Una poltrona per setteCome è andato il secondo dibattito (senza Trump) per la nomination repubblicana

La zuffa, a guardare le rilevazioni, è per il secondo posto: staccarsi dai bassifondi dei sondaggi dove l’ex presidente sembra imprendibile. Si distingue l’ex governatrice Haley, tutti contro Ramaswamy che si trova a difendere TikTok

Secondo dibattito tv tra candidati repubblicani alla nomination
Foto da X/@FoxBusiness

Escludendo l’«in disparte», a cui non è abituato, Donald Trump continua a rispondere «non vengo per niente» al dilemma di “Ecce Bombo” («Mi si nota di più se vengo e me ne sto in disparte o se non vengo per niente?»). A tre mesi dal primo voto, in Iowa, il secondo tragico, dibattito televisivo tra i candidati alla nomination repubblicana è soprattutto una mischia per uscire dai bassifondi dei sondaggi, dove l’ex presidente stacca ancora tutti di quaranta punti.

Si sono azzuffati in sette sul palco della Ronald Reagan Presidential Library, a Simi Valley, California. Da segnalare il tentativo, a vuoto, dell’ex governatore del New Jersey di Chris Christie di affibbiare al grande assente un nomignolo pavido, «Donald Duck», esattamente come farebbe il bullo. Il GoP ormai parla la lingua trumpiana anche quando l’originale non c’è. Gli altri, a leggere i resoconti dei media americani, si sono urlati addosso e attaccati a vicenda.

I moderatori di Fox News hanno spesso faticato a far rispettare i tempi e le regole. Il network avrà pure silurato Tucker Carlson, ma non puoi cacciare quei toni da dentro il partito che ha irretito. Tra gli highlights Vivek Ramaswamy s’è trovato a ricamare un’apologia di TikTok, piattaforma cinese ritenuta dagli Usa in odor di spionaggio, perché – riassumiamo – i giovani stanno lì e «la nuova generazione di americani» va raggiunta.

Mentre lo accusavano di codardia, Trump ha cercato di oscurare il prime time presentandosi in Michigan, dove i lavoratori dell’automotive scioperano per avere paghe più adeguate. Ma senza sposare la protesta, semmai il contrario. Il giorno prima era stato il presidente in carica, Joe Biden, a unirsi a un picchetto sindacale, con tanto di megafono. Il tentativo del tycoon era quello di costringere le reti televisive a uno «split screen», cioè la pratica di dividere lo schermo quando c’è più di un evento in diretta.
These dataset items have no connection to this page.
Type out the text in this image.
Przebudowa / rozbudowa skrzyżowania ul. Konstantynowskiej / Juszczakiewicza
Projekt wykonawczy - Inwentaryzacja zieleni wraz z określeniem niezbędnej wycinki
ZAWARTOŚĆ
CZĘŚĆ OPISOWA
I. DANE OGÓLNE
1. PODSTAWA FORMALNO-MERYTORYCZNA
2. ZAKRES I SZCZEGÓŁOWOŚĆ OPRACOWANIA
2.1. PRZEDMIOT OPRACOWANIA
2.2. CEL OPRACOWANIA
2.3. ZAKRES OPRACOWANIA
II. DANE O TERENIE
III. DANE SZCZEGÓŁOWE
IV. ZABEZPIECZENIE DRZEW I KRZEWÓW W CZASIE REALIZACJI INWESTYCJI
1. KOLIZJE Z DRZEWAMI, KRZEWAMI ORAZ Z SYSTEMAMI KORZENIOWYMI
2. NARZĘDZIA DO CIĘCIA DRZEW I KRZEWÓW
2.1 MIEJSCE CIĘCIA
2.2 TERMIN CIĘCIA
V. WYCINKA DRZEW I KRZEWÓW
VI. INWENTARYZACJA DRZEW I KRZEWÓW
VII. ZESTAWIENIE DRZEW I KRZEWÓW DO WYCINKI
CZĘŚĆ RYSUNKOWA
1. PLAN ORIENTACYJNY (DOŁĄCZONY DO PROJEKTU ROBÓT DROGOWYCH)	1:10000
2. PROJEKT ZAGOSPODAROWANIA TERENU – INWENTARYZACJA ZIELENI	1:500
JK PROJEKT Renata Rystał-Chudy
La performance più convincente – secondo New York Times, Washington Post e Geoffrey Skelley di 538 durante il confronto sarebbe stata quella dell’ex governatrice della South Carolina, Nikki Haley. Ha criticato Ramaswamy, al centro di un fuoco incrociato perché “vincitore” della prima serata, dicendo che non ci si può fidare di lui. «Ogni volta che ti ascolto, mi sento un po’ più scema». Ha deriso anche Ron DeSantis, il Florida Man eterno secondo finora: «Parli sempre del primo giorno di mandato, dovresti stare in guardia sul secondo».

Nelle bordate all’imprenditore trentottenne si è distinto il senatore Tim Scott (Carolina del Sud). «Quasi assente dal primo dibattito, è stato molto più aggressivo» ha commentato sulla Cnn l’ex stratega di Barack Obama, David Axelrod. C’era però un elefante nella stanza, o se preferite sul palco. Di natura matematica: nonostante il rituale, il cannoneggiamento verbale reciproco, nelle rilevazioni metà della base repubblicana ha già scelto ed è difficile spostare quella certezza, anche con la più brillante delle allocuzioni.

Infine, basta scorrere il sempre puntuale fact checking del Nyt per accorgersi di quante volte ricorra l’etichetta «falso» o «sviante», oppure «serve contesto». A riprova di come l’ex presidente, che ha chiesto al comitato nazionale del GoP di non fissare altri dibattiti, abbia ormai fatto scuola. Aleggia su quella scenografia, anche se a tremila chilometri di distanza.